Mówił, iż w tej sprawie prokuratura "uznała, że nie ma znamion czynu zabronionego". - Nie wiemy, na jakiej podstawie, bo nie ma uzasadnienia tego postanowienia - podkreślił.

Giertych przyznał, że korupcja menedżerska także jest karalna. - Ale nie występuje wówczas pokrzywdzony, który wręcza tę korzyść - uściślił.

Jego zdaniem kwalifikacja czynu zastosowana przez prokuraturę "to jest błędna kwalifikacja".

- W moim przekonaniu powinno być to zakwalifikowane z artykułu 286. [Kodeksu karnego - przyp. red.], jako usiłowanie czy doprowadzenie do niekorzystnego rozporządzenia mieniem poprzez wprowadzenie w błąd, czyli klasyczne oszustwo. I w tym przypadku nasz mocodawca byłby pokrzywdzonym i miałby prawo do złożenia zażalenia - dodał pełnomocnik austriackiego biznesmena.

§ 1. Kto, w celu osiągnięcia korzyści majątkowej, doprowadza inną osobę do niekorzystnego rozporządzenia własnym lub cudzym mieniem za pomocą wprowadzenia jej w błąd albo wyzyskania błędu lub niezdolności do należytego pojmowania przedsiębranego działania,podlega karze pozbawienia wolności od 6 miesięcy do lat 8.§ 2. Tej samej karze podlega, kto żąda korzyści majątkowej w zamian za zwrot bezprawnie zabranej rzeczy.§ 3. W wypadku mniejszej wagi, sprawca podlega grzywnie, karze ograniczenia wolności albo pozbawienia wolności do lat 2.§ 4. Jeżeli czyn określony w § 1-3 popełniono na szkodę osoby najbliższej, ściganie następuje na wniosek pokrzywdzonego.Artykuł 286. Kodeksu karnego

- My ten wątek poruszymy w zażaleniu na postanowienie [prokuratury - przyp. red.] odnośnie dwóch wież - zapowiedział mecenas.
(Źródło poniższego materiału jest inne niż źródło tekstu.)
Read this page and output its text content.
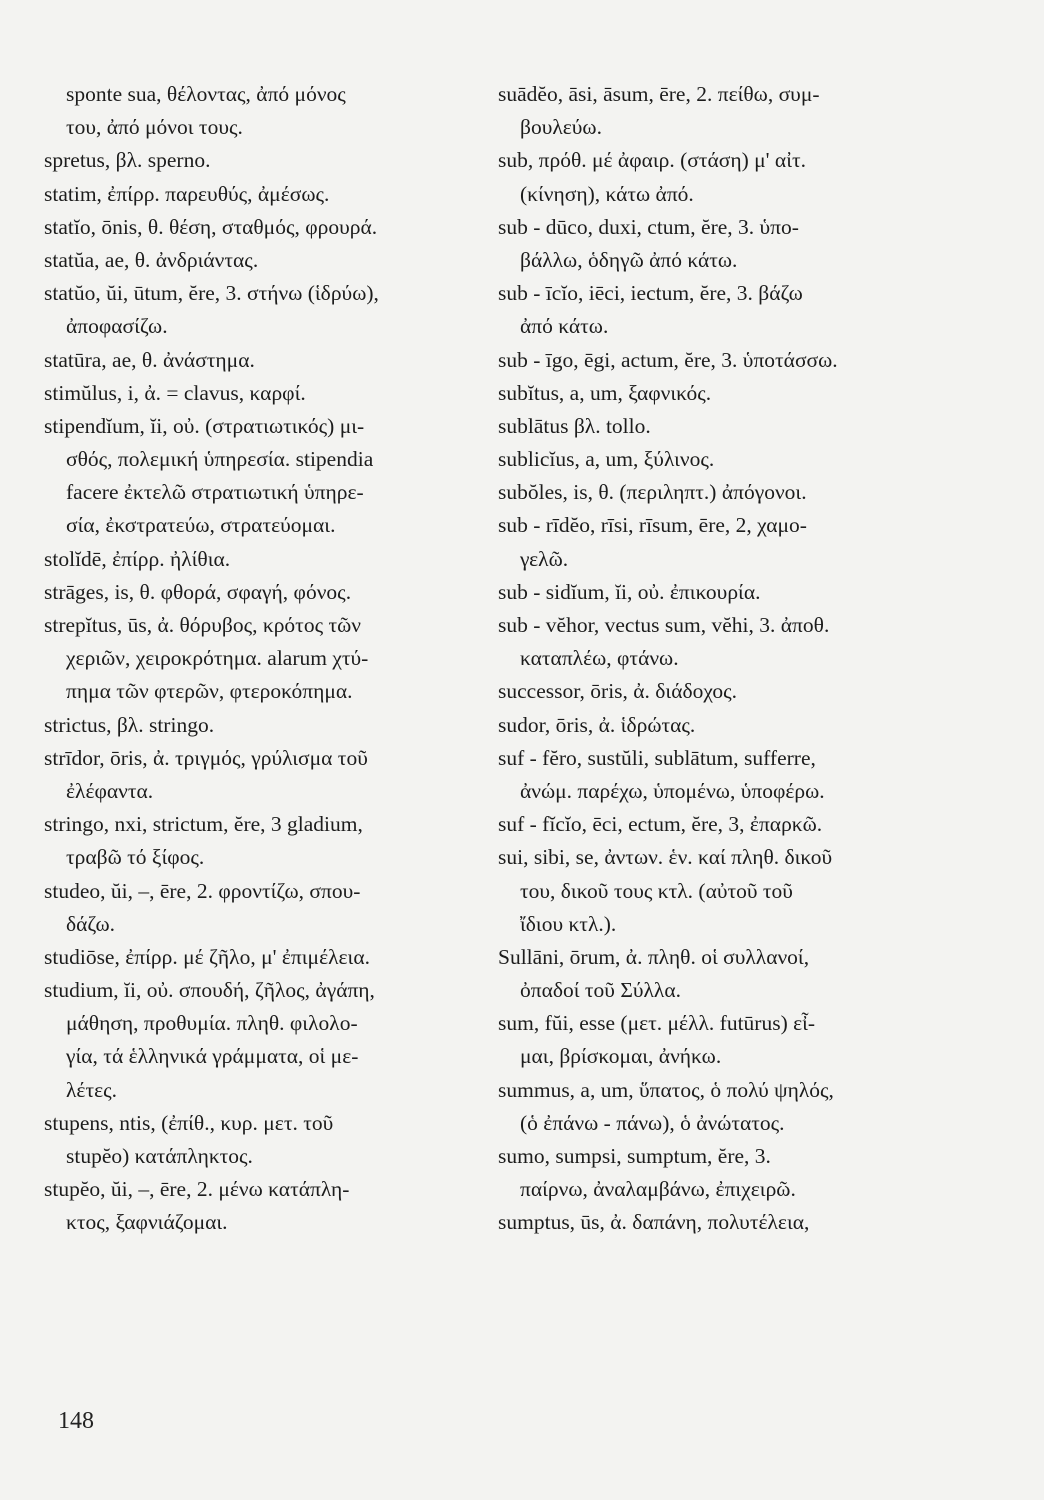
sponte sua, θέλοντας, ἀπό μόνος
του, ἀπό μόνοι τους.
spretus, βλ. sperno.
statim, ἐπίρρ. παρευθύς, ἀμέσως.
statĭo, ōnis, θ. θέση, σταθμός, φρουρά.
statŭa, ae, θ. ἀνδριάντας.
statŭo, ŭi, ūtum, ĕre, 3. στήνω (ἱδρύω),
ἀποφασίζω.
statūra, ae, θ. ἀνάστημα.
stimŭlus, i, ἀ. = clavus, καρφί.
stipendĭum, ĭi, οὐ. (στρατιωτικός) μι-
σθός, πολεμική ὑπηρεσία. stipendia
facere ἐκτελῶ στρατιωτική ὑπηρε-
σία, ἐκστρατεύω, στρατεύομαι.
stolĭdē, ἐπίρρ. ἠλίθια.
strāges, is, θ. φθορά, σφαγή, φόνος.
strepĭtus, ūs, ἀ. θόρυβος, κρότος τῶν
χεριῶν, χειροκρότημα. alarum χτύ-
πημα τῶν φτερῶν, φτεροκόπημα.
strictus, βλ. stringo.
strīdor, ōris, ἀ. τριγμός, γρύλισμα τοῦ
ἐλέφαντα.
stringo, nxi, strictum, ĕre, 3 gladium,
τραβῶ τό ξίφος.
studeo, ŭi, –, ēre, 2. φροντίζω, σπου-
δάζω.
studiōse, ἐπίρρ. μέ ζῆλο, μ' ἐπιμέλεια.
studium, ĭi, οὐ. σπουδή, ζῆλος, ἀγάπη,
μάθηση, προθυμία. πληθ. φιλολο-
γία, τά ἑλληνικά γράμματα, οἱ με-
λέτες.
stupens, ntis, (ἐπίθ., κυρ. μετ. τοῦ
stupĕo) κατάπληκτος.
stupĕo, ŭi, –, ēre, 2. μένω κατάπλη-
κτος, ξαφνιάζομαι.
suādĕo, āsi, āsum, ēre, 2. πείθω, συμ-
βουλεύω.
sub, πρόθ. μέ ἀφαιρ. (στάση) μ' αἰτ.
(κίνηση), κάτω ἀπό.
sub - dūco, duxi, ctum, ĕre, 3. ὑπο-
βάλλω, ὁδηγῶ ἀπό κάτω.
sub - īcĭo, iēci, iectum, ĕre, 3. βάζω
ἀπό κάτω.
sub - īgo, ēgi, actum, ĕre, 3. ὑποτάσσω.
subĭtus, a, um, ξαφνικός.
sublātus βλ. tollo.
sublicĭus, a, um, ξύλινος.
subŏles, is, θ. (περιληπτ.) ἀπόγονοι.
sub - rīdĕo, rīsi, rīsum, ēre, 2, χαμο-
γελῶ.
sub - sidĭum, ĭi, οὐ. ἐπικουρία.
sub - vĕhor, vectus sum, vĕhi, 3. ἀποθ.
καταπλέω, φτάνω.
successor, ōris, ἀ. διάδοχος.
sudor, ōris, ἀ. ἱδρώτας.
suf - fĕro, sustŭli, sublātum, sufferre,
ἀνώμ. παρέχω, ὑπομένω, ὑποφέρω.
suf - fĭcĭo, ēci, ectum, ĕre, 3, ἐπαρκῶ.
sui, sibi, se, ἀντων. ἑν. καί πληθ. δικοῦ
του, δικοῦ τους κτλ. (αὐτοῦ τοῦ
ἴδιου κτλ.).
Sullāni, ōrum, ἀ. πληθ. οἱ συλλανοί,
ὀπαδοί τοῦ Σύλλα.
sum, fŭi, esse (μετ. μέλλ. futūrus) εἶ-
μαι, βρίσκομαι, ἀνήκω.
summus, a, um, ὕπατος, ὁ πολύ ψηλός,
(ὁ ἐπάνω - πάνω), ὁ ἀνώτατος.
sumo, sumpsi, sumptum, ĕre, 3.
παίρνω, ἀναλαμβάνω, ἐπιχειρῶ.
sumptus, ūs, ἀ. δαπάνη, πολυτέλεια,
148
Przekazał, że w poniedziałek mija termin na złożenie zażalenia. - Na pewno w tym terminie złożymy [zażalenie - red.] - podkreślił.
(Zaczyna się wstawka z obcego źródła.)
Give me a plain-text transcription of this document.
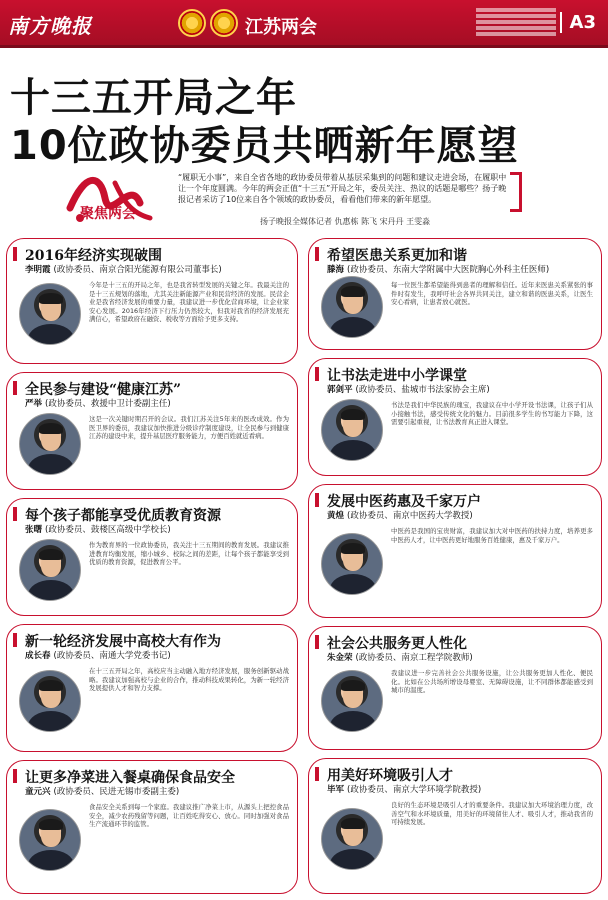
南方晚报	江苏两会	A3
十三五开局之年
10位政协委员共晒新年愿望
聚焦两会
“履职无小事”，来自全省各地的政协委员带着从基层采集到的问题和建议走进会场，在履职中让一个年度圆满。今年的两会正值“十三五”开局之年，委员关注、热议的话题是哪些？扬子晚报记者采访了10位来自各个领域的政协委员，看看他们带来的新年愿望。
扬子晚报全媒体记者 仇惠栋 陈飞 宋丹丹 王雯淼
2016年经济实现破围
李明霞 (政协委员、南京合阳光能源有限公司董事长)
今年是十三五的开局之年，也是我省转型发展的关键之年。我最关注的是十三五规划的落地，尤其关注新能源产业和民营经济的发展。民营企业是我省经济发展的重要力量，我建议进一步优化营商环境，让企业家安心发展。2016年经济下行压力仍然较大，但我对我省的经济发展充满信心，希望政府在融资、税收等方面给予更多支持。
希望医患关系更加和谐
滕海 (政协委员、东南大学附属中大医院胸心外科主任医师)
每一位医生都希望能得到患者的理解和信任。近年来医患关系紧张的事件时有发生，我呼吁社会各界共同关注，建立和谐的医患关系，让医生安心看病，让患者放心就医。
全民参与建设“健康江苏”
严举 (政协委员、救援中卫计委副主任)
这是一次关键时期召开的会议。我们江苏关注5年来的医改成效。作为医卫界的委员，我建议加快推进分级诊疗制度建设，让全民参与到健康江苏的建设中来，提升基层医疗服务能力，方便百姓就近看病。
让书法走进中小学课堂
郭剑平 (政协委员、盐城市书法家协会主席)
书法是我们中华民族的瑰宝，我建议在中小学开设书法课，让孩子们从小接触书法，感受传统文化的魅力。目前很多学生的书写能力下降，这需要引起重视，让书法教育真正进入课堂。
每个孩子都能享受优质教育资源
张曙 (政协委员、鼓楼区高级中学校长)
作为教育界的一位政协委员，我关注十三五期间的教育发展。我建议推进教育均衡发展，缩小城乡、校际之间的差距，让每个孩子都能享受到优质的教育资源，促进教育公平。
发展中医药惠及千家万户
黄煌 (政协委员、南京中医药大学教授)
中医药是我国的宝贵财富，我建议加大对中医药的扶持力度，培养更多中医药人才，让中医药更好地服务百姓健康，惠及千家万户。
新一轮经济发展中高校大有作为
成长春 (政协委员、南通大学党委书记)
在十三五开局之年，高校应当主动融入地方经济发展，服务创新驱动战略。我建议加强高校与企业的合作，推动科技成果转化，为新一轮经济发展提供人才和智力支撑。
社会公共服务更人性化
朱金荣 (政协委员、南京工程学院教师)
我建议进一步完善社会公共服务设施，让公共服务更加人性化、便民化。比如在公共场所增设母婴室、无障碍设施，让不同群体都能感受到城市的温度。
让更多净菜进入餐桌确保食品安全
童元兴 (政协委员、民进无锡市委副主委)
食品安全关系到每一个家庭。我建议推广净菜上市，从源头上把控食品安全，减少农药残留等问题，让百姓吃得安心、放心。同时加强对食品生产流通环节的监管。
用美好环境吸引人才
毕军 (政协委员、南京大学环境学院教授)
良好的生态环境是吸引人才的重要条件。我建议加大环境治理力度，改善空气和水环境质量，用美好的环境留住人才、吸引人才，推动我省的可持续发展。
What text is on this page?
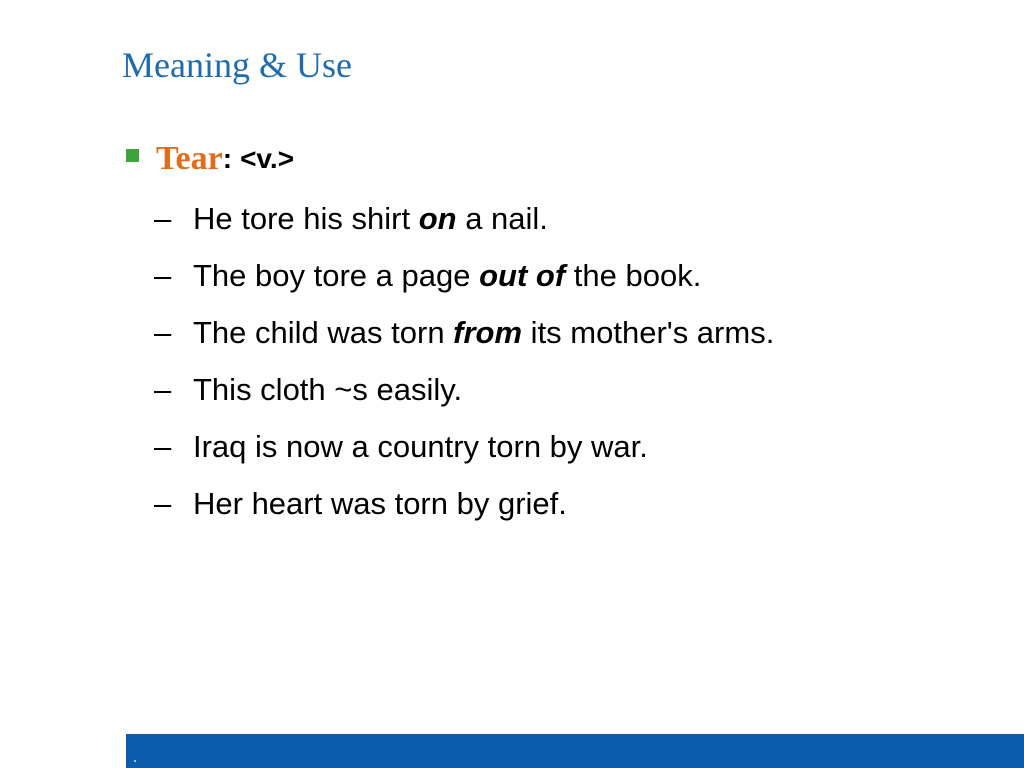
Meaning & Use
Tear : <v.>
– He tore his shirt on a nail.
– The boy tore a page out of the book.
– The child was torn from its mother's arms.
– This cloth ~s easily.
– Iraq is now a country torn by war.
– Her heart was torn by grief.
O sprawie pełnomocnik austriackiego biznesmena poinformował także na Twitterze.

CZYTAJ WIĘCEJ O TAK ZWANYCH TAŚMACH KACZYŃSKIEGO >

"Taśmy Kaczyńskiego". Birgfellner zeznawał o wręczeniu 50 tysięcy złotych

"Gazeta Wyborcza" 29 stycznia 2019 roku opublikowała pierwszy stenogram nagrania rozmowy z udziałem prezesa PiS Jarosława Kaczyńskiego i austriackiego biznesmena Geralda Birgfellnera dotyczącej planów budowy w Warszawie dwóch wieżowców przez powiązaną ze środowiskiem PiS spółkę Srebrna. Pod koniec stycznia w prokuraturze pełnomocnicy Austriaka złożyli zawiadomienie o podejrzeniu popełnienia przestępstwa przez prezesa PiS, dotyczy braku zapłaty za złożone austriackiemu biznesmenowi zlecenie, związane z przygotowaniami do tej budowy.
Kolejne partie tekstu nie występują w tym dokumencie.